Baik itu Pinangki maupun Hardianti tentu tidak saling kenal dan tidak terlibat dalam suatu tindak pidana yang sama. Tetapi dengan melihat kenyataan tersebut kita bisa melihat dengan gamblang adanya suatu ketidak adilan yang terjadi dalam penegakan hukum. Atas dasar kedua kasus di atas, saya akan mengkontekskannya dengan masalah disparitas pemidanaan secara konseptual dan kontekstual.
Disparitas Pemidanaan dan Problematikanya
Perdebatan mengenai berat ringannya suatu hukuman yang pantas diberikan kepada seorang terdakwa menjadi perdebatan yang hingga saat ini masihlah belum menemukan titik temu yang jelas. Setidaknya terdapat kesepakatan bahwa seseorang harus diberikan hukuman/sanksi sesuai serta berimbang dengan tingkat bahaya (seriusitas) tindak pidana yang ia perbuat. Sebagaimana sebuah adagium oleh Beccaria yakni “let punishment fit the crime”. Penjatuhan sanksi pidana dikehendaki dijatuhkan berdasarkan implementasi prinsip proporsionalitas.
Disparitas pemidanaan merupakan kebalikannya, yang mana dispartias pemidanaan memiliki makna adanya perbedaan besaran hukum yang dijatuhkan pengadilan dalam perkara-perkara yang memiliki karakteristik yang sama. Dalam perkembangannya dikaitkan dengan fakta sosiologis penegakn hukum yang ada, disparitas pemidanaan juga dikontekskan dengan penjatuhan hukuman yang sama terhadap pelaku yang melakukan kejahatan yang berbeda tingkat seriusitasnya.

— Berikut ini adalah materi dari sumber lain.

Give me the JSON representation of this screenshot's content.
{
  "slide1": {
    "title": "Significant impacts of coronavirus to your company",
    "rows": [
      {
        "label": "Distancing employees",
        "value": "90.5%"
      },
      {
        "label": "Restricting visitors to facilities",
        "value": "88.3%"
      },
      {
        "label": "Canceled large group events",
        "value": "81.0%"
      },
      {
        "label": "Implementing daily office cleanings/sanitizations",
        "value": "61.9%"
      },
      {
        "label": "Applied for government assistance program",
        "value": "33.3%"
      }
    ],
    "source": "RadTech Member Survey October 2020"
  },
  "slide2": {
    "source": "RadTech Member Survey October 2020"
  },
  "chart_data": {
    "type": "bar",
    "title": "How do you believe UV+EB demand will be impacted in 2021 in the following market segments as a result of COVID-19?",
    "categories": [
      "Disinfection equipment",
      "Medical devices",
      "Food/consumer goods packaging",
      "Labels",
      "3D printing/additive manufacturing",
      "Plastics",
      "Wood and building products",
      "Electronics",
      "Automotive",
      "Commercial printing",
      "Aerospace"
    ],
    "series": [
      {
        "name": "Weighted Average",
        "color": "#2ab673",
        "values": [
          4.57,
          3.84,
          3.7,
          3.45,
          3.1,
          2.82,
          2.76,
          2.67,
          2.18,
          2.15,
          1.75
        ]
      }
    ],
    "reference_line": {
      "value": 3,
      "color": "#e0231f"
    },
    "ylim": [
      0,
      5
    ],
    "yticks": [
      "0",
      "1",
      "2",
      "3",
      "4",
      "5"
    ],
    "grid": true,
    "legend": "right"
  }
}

Mari kembali pada analogi permbandingan kedua kasus di atas, yakni antara Pinangki dan Hardianti. Pinangki melakukan tindak pidana yang tentu mendapatkan keuntungan besar bagi dirinya, merugikan negara, lembaga Kejaksaan tempatnya pernah bertugas, dan tentunya mencoreng martabat penegak hukum. Kemudian Hardianti yang menyalahgunaan narkoba untuk dirinya sendiri yang sebenarnya juga merugikan dirinya sendiri dari segi kesehatan, dan ia tidak merugikan orang lain, bahkan apa yang ia lakukan adalah bentuk pelarian atas beratnya tanggungan hidup yang ia rasakan.
Dalam hal pertimbangan hukum hakim atas kasus Pinangki, Majelis Hakim Banding mengurangi hukuman baginya atas dasar beberapa hal diantaranya: 1) Pinangki telah ikhlas dipecat dari jabatannya; 2) ia merupakan ibu dari anak yang masih balita; 3) Pinangki sebagai perempuan harus mendapat perhatian, perlindungan, dan perlakuan secara adil. Saya tidak akan membahas logis tidaknya pertimbangan hukum tersebut. Mari fokus pada usaha melihat titik ketimpangan yang menjadi asal muasal disparitas pemidanaan ini.
Jika diperbandingkan dengan kasus Hardianti yang dalam pertimbangan hukum hakim tidak membahas sama sekali tentang keadaannya yang terjerat kemiskinan, sebagai ibu dari tiga orang anak dan masih membiayai orang tuanya, serta kesulitan mencari rezeki di masa pandemi ini. Bukankah aneh seorang Jaksa yang memiliki skala tingkat seriusitas dan menyebabkan kerugian yang sangat besar justru dihukum lebih ringan dari seorang penyalahguna narkoba yang terjerat kondisi kemiskinan dan masih dalam cakupan merugikan dirinya sendiri.